Young, lively, unpretentious.
Sounds like Rob embodies his neighbourhood. This is a great interview, and some great tips — especially the one about not parking outside Hell’s Angels clubhouse. A potential lifesaver?
Thanks!
Here’s what someone else who ‘knows people who knows people’ says about our friends who ride big bikes:
“They’ll ask you to move your car. Once.” “Don’t talk back, don’t say you’ll do it later. Just move your car.” ;-)
I love that you interviewed this guy! He offers a great perspective on the neighborhood. Though I can’t believe he categorizes the EV as not crowded! Guess it depends on where he hangs out come Fri-Sat night. ;)
Hi Laura, glad you enjoyed the interview. I guess his point was that it doesn’t feel like the ‘city’ with the hustle and bustle. Our ‘hood was very low-key, I have to say. The bar scene is big on the weekends, but locals we met tend not to go to the bars where the visitors from other parts of NYC come on the weekends. They stick to the unfashionable older ones (with the much cheaper drinks!) where they know the barperson and everyone else, or entertain at home.
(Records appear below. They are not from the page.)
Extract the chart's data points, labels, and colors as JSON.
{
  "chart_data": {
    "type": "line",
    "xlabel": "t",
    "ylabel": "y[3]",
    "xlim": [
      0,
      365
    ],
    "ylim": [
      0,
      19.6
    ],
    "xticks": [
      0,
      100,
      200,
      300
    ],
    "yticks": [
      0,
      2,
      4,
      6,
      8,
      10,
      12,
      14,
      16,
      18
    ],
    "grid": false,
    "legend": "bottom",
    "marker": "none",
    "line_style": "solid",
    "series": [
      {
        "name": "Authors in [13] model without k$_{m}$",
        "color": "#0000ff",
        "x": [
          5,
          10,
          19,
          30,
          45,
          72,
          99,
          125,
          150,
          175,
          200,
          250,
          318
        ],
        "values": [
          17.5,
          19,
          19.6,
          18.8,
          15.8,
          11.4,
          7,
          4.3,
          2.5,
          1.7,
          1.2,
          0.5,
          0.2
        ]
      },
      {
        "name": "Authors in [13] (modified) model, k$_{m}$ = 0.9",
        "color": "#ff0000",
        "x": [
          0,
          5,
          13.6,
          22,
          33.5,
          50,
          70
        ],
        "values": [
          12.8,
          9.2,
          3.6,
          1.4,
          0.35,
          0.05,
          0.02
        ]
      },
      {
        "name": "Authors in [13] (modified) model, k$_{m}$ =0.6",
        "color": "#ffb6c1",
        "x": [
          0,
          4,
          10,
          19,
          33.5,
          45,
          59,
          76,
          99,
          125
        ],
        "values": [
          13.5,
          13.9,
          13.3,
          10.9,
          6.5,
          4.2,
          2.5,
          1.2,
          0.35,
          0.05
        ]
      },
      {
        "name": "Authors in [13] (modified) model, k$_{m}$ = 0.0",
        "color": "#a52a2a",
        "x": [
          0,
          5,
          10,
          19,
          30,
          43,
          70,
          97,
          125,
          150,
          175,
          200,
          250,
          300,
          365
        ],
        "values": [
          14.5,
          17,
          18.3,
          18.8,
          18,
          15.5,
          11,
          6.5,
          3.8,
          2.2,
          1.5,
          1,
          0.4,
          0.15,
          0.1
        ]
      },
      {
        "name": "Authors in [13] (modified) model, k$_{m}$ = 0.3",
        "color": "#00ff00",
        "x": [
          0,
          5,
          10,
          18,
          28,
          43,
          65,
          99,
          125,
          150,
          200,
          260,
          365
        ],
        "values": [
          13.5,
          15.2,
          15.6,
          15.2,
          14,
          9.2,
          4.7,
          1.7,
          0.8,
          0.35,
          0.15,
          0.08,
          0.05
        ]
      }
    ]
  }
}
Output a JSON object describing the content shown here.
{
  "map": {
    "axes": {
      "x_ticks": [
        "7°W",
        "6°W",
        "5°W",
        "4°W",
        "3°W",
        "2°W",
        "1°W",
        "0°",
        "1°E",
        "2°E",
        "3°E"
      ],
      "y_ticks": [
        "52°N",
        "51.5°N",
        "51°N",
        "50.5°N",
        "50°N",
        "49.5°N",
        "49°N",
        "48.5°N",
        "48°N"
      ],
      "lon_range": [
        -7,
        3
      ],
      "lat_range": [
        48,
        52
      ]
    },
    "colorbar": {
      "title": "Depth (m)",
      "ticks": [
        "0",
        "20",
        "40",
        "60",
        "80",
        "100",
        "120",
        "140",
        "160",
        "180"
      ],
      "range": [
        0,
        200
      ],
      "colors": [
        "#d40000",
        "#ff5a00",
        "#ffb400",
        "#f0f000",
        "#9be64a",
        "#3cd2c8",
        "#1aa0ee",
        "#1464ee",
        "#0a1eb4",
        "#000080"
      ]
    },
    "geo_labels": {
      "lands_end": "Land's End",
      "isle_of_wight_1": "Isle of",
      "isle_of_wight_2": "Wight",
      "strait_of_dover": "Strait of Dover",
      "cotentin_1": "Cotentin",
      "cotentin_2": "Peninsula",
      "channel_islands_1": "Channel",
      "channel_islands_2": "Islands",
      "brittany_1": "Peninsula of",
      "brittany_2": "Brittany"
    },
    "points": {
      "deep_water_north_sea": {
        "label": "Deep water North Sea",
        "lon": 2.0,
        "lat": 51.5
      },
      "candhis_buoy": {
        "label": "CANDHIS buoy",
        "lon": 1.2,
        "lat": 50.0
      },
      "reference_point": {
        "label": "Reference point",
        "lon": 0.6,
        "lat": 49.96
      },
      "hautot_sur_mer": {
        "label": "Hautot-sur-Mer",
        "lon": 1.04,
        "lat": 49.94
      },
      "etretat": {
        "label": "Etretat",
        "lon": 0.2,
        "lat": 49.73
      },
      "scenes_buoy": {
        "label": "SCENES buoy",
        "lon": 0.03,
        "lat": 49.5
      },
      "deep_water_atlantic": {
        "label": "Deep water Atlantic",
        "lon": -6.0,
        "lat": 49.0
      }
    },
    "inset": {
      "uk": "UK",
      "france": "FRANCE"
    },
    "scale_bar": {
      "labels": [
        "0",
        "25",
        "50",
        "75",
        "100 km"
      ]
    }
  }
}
But I do get your point, we’re just glad we saw it before all the kids come back from semester break!
Also, I really like the right hand portrait of him. A cheeky touch of Brooklyn boy, Woody Allen about him.
Thanks, that was my fave photo out of the session. He *is* cheeky.
This is my neighborhood and I agree, it shouldn’t be missed on a trip to NYC! The restaurants are cheap and tasty, and there’s a lot of local culture to soak up. Don’t miss Tompkins Square Park
We interviewed Rob at Tompkins Square Park actually! Though have to say the park is still a tad dodgy. We walked through it every day for two weeks and still saw a bit of dealing going on – though that’s going to happen in a lot of city parks in big cities around the world. While it doesn’t bother us, I probably wouldn’t recommend families picnic there. But then they have the wonderful East Village community gardens for picnics, don’t they? I fell completely in love with those. What an asset to the city!